In this family, two individuals were heterozygous for the SETX variant, but only one met the El Escorial criteria for diagnosis of ALS. The examination of viability confirms that the SETX variant is deleterious, and confocal data shows MT SETX expression is also localized to the peri-nuclear region. The reason for this is unclear and deserves further study. Of interest, the expression of MT FUS with either MT SETX or MT LMNA proteins appeared to be able to partially rescue the toxicity, and the sibling positive for FUS and SETX variants was not affected by ALS. This prompted the examination of the expression of, and interactions between, these proteins. The expression pattern of MT FUS was unremarkable, and the expression of MT LMNA paralleled other reports of lamin A variants in which cells expressing LMNA mutations exhibit nuclear blebbing and reduced ability to withstand shearing forces [88,89,90,91,92,93]. However, we did not observe any nuclear pole depletion of MT LMNA protein as has been described with other LMNA variants [76]. In the proband’s muscle biopsy, the nuclear membrane appeared to be leaking chromatin into the cytosolic space. This phenotype was recapitulated in HEK293T cells by expressing all three mutant proteins and resulted in nuclear membrane disruption with DNA release into the cytosol. This phenotype was not seen with any of the other combinations of variants found in any of the siblings. Taken together with the in vitro data, this suggests that all these variants synergistically exert their effect producing the phenotype. Whether this cooperation is through direct interaction or mediated through other interactions requires more investigation.

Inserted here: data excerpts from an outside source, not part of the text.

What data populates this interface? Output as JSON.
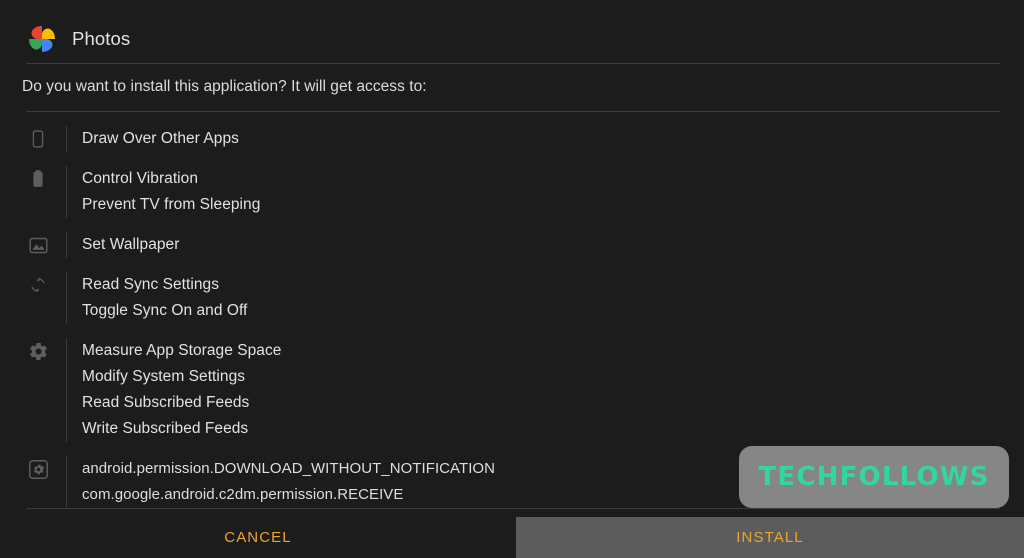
{
  "dialog": {
    "app_title": "Photos",
    "app_icon": "google-photos-pinwheel-icon",
    "prompt": "Do you want to install this application? It will get access to:"
  },
  "permission_groups": [
    {
      "icon": "phone-device-icon",
      "lines": [
        "Draw Over Other Apps"
      ]
    },
    {
      "icon": "battery-vibration-icon",
      "lines": [
        "Control Vibration",
        "Prevent TV from Sleeping"
      ]
    },
    {
      "icon": "wallpaper-image-icon",
      "lines": [
        "Set Wallpaper"
      ]
    },
    {
      "icon": "sync-arrows-icon",
      "lines": [
        "Read Sync Settings",
        "Toggle Sync On and Off"
      ]
    },
    {
      "icon": "gear-settings-icon",
      "lines": [
        "Measure App Storage Space",
        "Modify System Settings",
        "Read Subscribed Feeds",
        "Write Subscribed Feeds"
      ]
    },
    {
      "icon": "boxed-gear-unknown-permission-icon",
      "raw": true,
      "lines": [
        "android.permission.DOWNLOAD_WITHOUT_NOTIFICATION",
        "com.google.android.c2dm.permission.RECEIVE"
      ]
    }
  ],
  "footer": {
    "cancel_label": "CANCEL",
    "install_label": "INSTALL"
  },
  "watermark": {
    "text": "TECHFOLLOWS"
  },
  "colors": {
    "background": "#1c1c1c",
    "divider": "#3d3d3d",
    "text": "#e2e2e2",
    "icon": "#5e5e5e",
    "accent_button_text": "#efa52c",
    "install_button_bg": "#5c5c5c",
    "watermark_bg": "#868686",
    "watermark_text": "#33d79e"
  }
}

We hypothesize that changes in interactions seen between FUS and SETX proteins when mutations are involved is likely contributing to this phenotype, while MT LMNA is weakening the nuclear membrane to shear forces such that the combination of both these is leading to the disease state. It will be of interest to examine the interaction between FUS and SETX proteins further to determine if both of these proteins are involved in common functions concurrently, potentially in R-loop regulation as would be suggested by their colocalization and immunoprecipitation with S9.6 antibodies. SETX is known to have a role in the resolution of R loops, and while the function of R-loops is still the subject of considerable debate, they appear to be involved in the modulation of methylation of gene promoters [29, 30]. Variants in SETX may therefore alter gene methylation to some extent, depending on whether mutations increase or decrease SETX interaction with the R-loop structures [31]. Both SETX and FUS are also likely functioning in repair of double stranded DNA breaks, where R-loops tend to accumulate adjacent to the breaks [70]. FUS has also been implicated in the prevention and repair of transcriptional associated DNA damage [79] and is recruited to DSB, with ALS associated mutations interrupting this interaction [94]. The c-terminal and glycine rich domains of FUS appear to be vital to the interaction with HDAC in DNA repair [94], so mapping the minimum region required for this interaction would be of interest.

It will also be important to follow family members to determine whether a heterozygote for the SETX variant eventually becomes affected by ALS, since heterozygous SETX variants have been linked strongly to the ALS phenotype. However, to date the sibling carrying this variant remains asymptomatic. This study suggests that the combinatory effect of several variants may be important in the development of pathology in cases where single disease-predicting mutations are not present. While we cannot unequivocally determine that the combination of variants expressed in this family is the cause of ALS, and while our targeted panel approach captures most of the genes known to be involved in ALS, an exome-wide approach may reveal additional genes contributing to the development of ALS beyond the three variants reported herein. However, our in vitro data recapitulates the pathological nuclear phenotype detected in the proband, showing that expression of variants are important to the development of the nuclear pathology detected in this affected individual, and supports the current view that combinations of variants are likely of importance for clinical manifestation of disease.